1,000,000 kcal of sunlight > 10,000 kcal of plant vegetation > 1,000 kcal of primary consumers > 100 kcal of secondary consumers > 10 kcal of tertiary consumers
- "Eating meat of any kind is an expensive luxury, both economically and environmentally."
- "Based on the rough estimate that 10% of the energy available in a trophic level (level of the food chain) is available at the next higher level up ... the human population has about ten times more energy available to it when people eat corn than when they process the same amount of energy of corn through another tropic level and eat corn-fed beef."
- "It is likely that as the human population expands, meat consumption will become even more of a luxury than it is today."
- Demand for meat drives up the prices of grains, fruits and vegetables because "potential supply of plants for direct consumption as food for humans is diminished by the use of agricultural land to grow feed for cattle, chickens and other meat sources."
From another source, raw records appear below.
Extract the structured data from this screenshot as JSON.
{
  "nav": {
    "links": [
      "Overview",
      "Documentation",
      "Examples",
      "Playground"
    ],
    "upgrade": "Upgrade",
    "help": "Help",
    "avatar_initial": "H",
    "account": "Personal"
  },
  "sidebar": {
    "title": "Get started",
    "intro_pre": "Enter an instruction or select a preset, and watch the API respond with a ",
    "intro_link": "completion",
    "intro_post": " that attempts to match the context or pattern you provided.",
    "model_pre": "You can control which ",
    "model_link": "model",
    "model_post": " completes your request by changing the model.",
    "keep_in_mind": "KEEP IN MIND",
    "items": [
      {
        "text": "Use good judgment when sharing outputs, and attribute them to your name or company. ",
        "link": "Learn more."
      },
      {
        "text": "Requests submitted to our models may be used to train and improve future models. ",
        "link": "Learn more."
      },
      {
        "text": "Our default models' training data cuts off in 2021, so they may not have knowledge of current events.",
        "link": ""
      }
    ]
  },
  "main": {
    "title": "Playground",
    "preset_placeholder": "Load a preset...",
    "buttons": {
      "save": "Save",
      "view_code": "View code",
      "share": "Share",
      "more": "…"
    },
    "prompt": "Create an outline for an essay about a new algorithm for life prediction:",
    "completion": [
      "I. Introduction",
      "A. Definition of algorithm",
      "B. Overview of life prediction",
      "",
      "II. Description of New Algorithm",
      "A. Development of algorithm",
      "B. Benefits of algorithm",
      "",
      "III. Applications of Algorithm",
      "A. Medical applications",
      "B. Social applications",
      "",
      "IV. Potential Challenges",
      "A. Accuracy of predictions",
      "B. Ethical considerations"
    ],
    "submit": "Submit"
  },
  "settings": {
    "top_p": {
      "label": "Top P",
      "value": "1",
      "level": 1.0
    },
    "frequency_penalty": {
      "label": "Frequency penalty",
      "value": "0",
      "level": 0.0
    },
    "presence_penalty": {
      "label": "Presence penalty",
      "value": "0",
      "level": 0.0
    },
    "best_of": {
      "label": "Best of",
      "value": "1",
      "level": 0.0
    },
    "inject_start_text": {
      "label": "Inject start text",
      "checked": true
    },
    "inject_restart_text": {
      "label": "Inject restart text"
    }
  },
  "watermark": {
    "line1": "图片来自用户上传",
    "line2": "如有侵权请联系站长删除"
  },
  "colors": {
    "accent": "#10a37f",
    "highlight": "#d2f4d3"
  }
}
And the pièce de résistance: Boss Hog: America's top pork producer churns out a sea of waste that has destroyed rivers, killed millions of fish and generated one of the largest fines in EPA history.
What do you think of this post format? It makes it much easier for me to share interesting facts & ideas that I'm thinking about on a short time budget, but it's no good if you guys find it unpleasant to read. If it's a hit, then let me know if there are any topics in biology you'd like me to cover.
Textbook cited: Biology: Concepts & Connections. 5ed. Campbell, Reece, Taylor & Simon.